Canadian darling Sam Roberts returned to Vancouver once again on the West Coast leg of his TerraForm tour. One of our country's best singer-songwriters, Roberts attracts concertgoers that feel the pull to go to his shows every time he comes to town.
Last night (February 7), the performer and his group, Sam Roberts Band, took to the stage of the Orpheum, leading with new album title track "TerraForm" and 2014's "Shapeshifters." The atmosphere was instantly electric, despite Roberts' main interaction with the crowd being bellowing out, "What's up Vancouveeeer?!"
This would be, for the most part, the extent of any vocalization besides singing by the talented musician. The setlist was chosen well, remaining energetic and balancing the disparate sounds of his catalogue. With the bouncy "Angola" and "If You Want It," Roberts brought the light dance-y vibes, as guitarist Dave Nugent impressed with some truly stellar playing.
Despite their excellence, though, Sam Roberts and his band have somewhat stale stage presence. Sure, the band members are amiable, but Roberts rarely lets his personality shine through, making his connection with the audience feel thin. The love from the audience was certainly there — especially if the audience's reactions to the piano-kickin' "Detroit 67" and the beloved "Don't Walk Away Eileen" were any indication — but the reciprocation wasn't quite there. To his credit, Roberts tried, intermittently: "Detroit 67" found Roberts jumping around stage and coaxing echoing "Oh oh oh ohs" from the Orpheum crowd.

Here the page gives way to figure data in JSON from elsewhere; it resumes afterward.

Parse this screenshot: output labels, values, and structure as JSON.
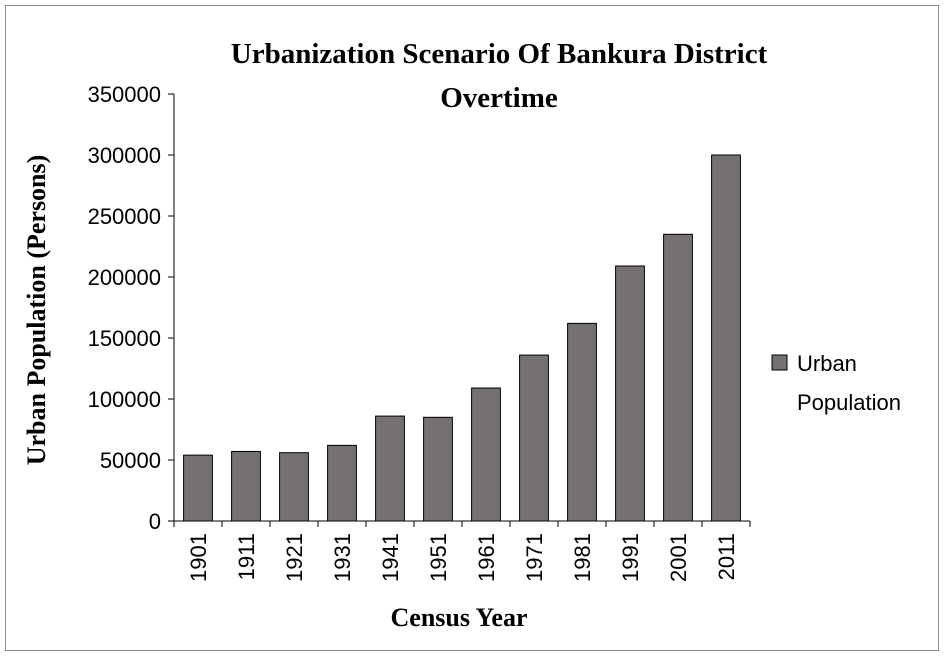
{
  "chart_data": {
    "type": "bar",
    "title_line1": "Urbanization Scenario Of Bankura District",
    "title_line2": "Overtime",
    "xlabel": "Census  Year",
    "ylabel": "Urban Population (Persons)",
    "categories": [
      "1901",
      "1911",
      "1921",
      "1931",
      "1941",
      "1951",
      "1961",
      "1971",
      "1981",
      "1991",
      "2001",
      "2011"
    ],
    "series": [
      {
        "name": "Urban Population",
        "values": [
          54000,
          57000,
          56000,
          62000,
          86000,
          85000,
          109000,
          136000,
          162000,
          209000,
          235000,
          300000
        ],
        "color": "#757171"
      }
    ],
    "ylim": [
      0,
      350000
    ],
    "yticks": [
      "0",
      "50000",
      "100000",
      "150000",
      "200000",
      "250000",
      "300000",
      "350000"
    ],
    "legend": {
      "line1": "Urban",
      "line2": "Population",
      "position": "right"
    },
    "grid": false
  }
}
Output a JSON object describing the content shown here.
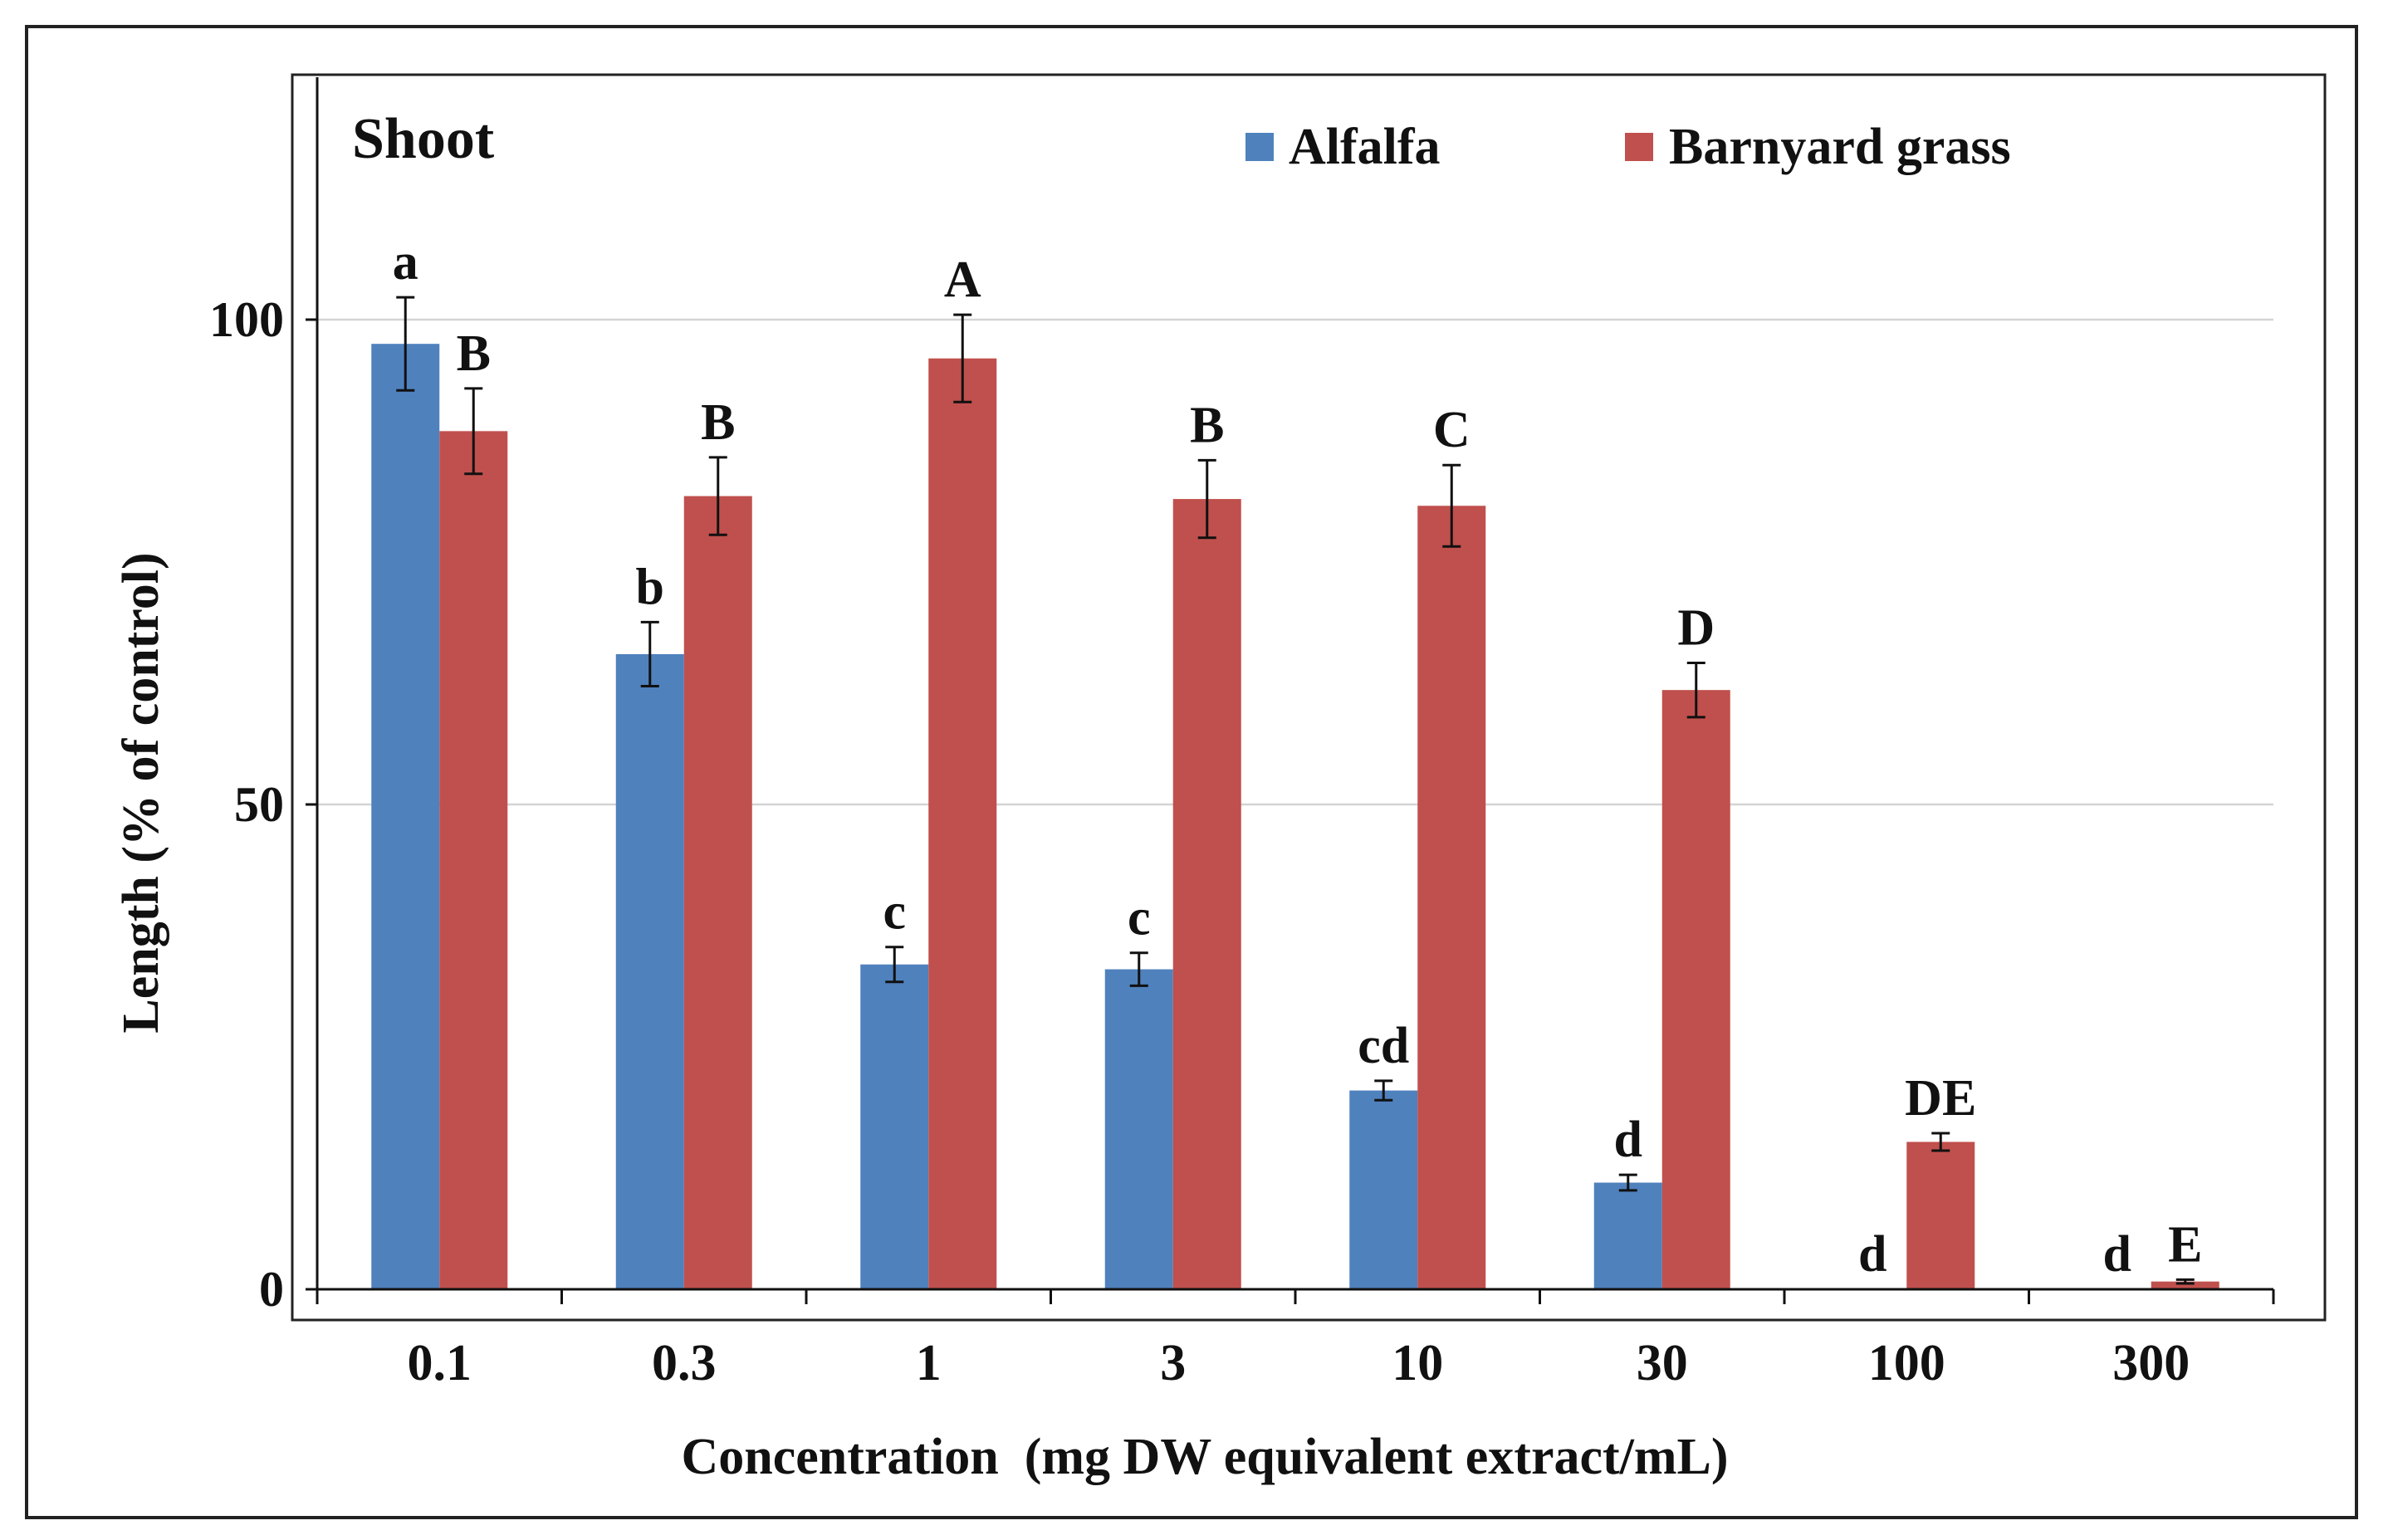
{
  "chart_data": {
    "type": "bar",
    "panel_label": "Shoot",
    "xlabel": "Concentration  (mg DW equivalent extract/mL)",
    "ylabel": "Length (% of control)",
    "ylim": [
      0,
      125
    ],
    "yticks": [
      0,
      50,
      100
    ],
    "grid": true,
    "legend_position": "top-right",
    "categories": [
      "0.1",
      "0.3",
      "1",
      "3",
      "10",
      "30",
      "100",
      "300"
    ],
    "series": [
      {
        "name": "Alfalfa",
        "color": "#4f81bd",
        "values": [
          97.5,
          65.5,
          33.5,
          33,
          20.5,
          11,
          0,
          0
        ],
        "errors": [
          4.8,
          3.3,
          1.8,
          1.7,
          1.0,
          0.8,
          0,
          0
        ],
        "letters": [
          "a",
          "b",
          "c",
          "c",
          "cd",
          "d",
          "d",
          "d"
        ]
      },
      {
        "name": "Barnyard grass",
        "color": "#c0504d",
        "values": [
          88.5,
          81.8,
          96,
          81.5,
          80.8,
          61.8,
          15.2,
          0.8
        ],
        "errors": [
          4.4,
          4.0,
          4.5,
          4.0,
          4.2,
          2.8,
          0.9,
          0.2
        ],
        "letters": [
          "B",
          "B",
          "A",
          "B",
          "C",
          "D",
          "DE",
          "E"
        ]
      }
    ]
  }
}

It was a show highlight alongside "Bridge to Nowhere" from 2006's Chemical City, one of Roberts' most stunningly lyrical and melancholic songs. Its surprisingly early placement in the setlist last night probably wasn't the best idea, but it was delivered well.
Rounding up the encore portion of the evening with "FIEND," "We're All in This Together," "Uprising Down Under" and "Brother Down," the group laid out a heavy selection of their best tracks. The latter is the type of song that repeats itself in your head for days to come, which proves Roberts' lasting songwriting power. There is something poignant and pensive, too, about the lyrics from songs like "Brother Down": "One life to live but we're doing it wrong…I think my life is passing me by…"
Sam Roberts has solidified himself as a Canadian home country hero, and a MuchMusic starboy, and Canadians appreciate that; we tend to lionize our consistent artists, and Roberts has figured that out. Onstage though, it's all about energy and personality, and Roberts could use a little more of that going forward.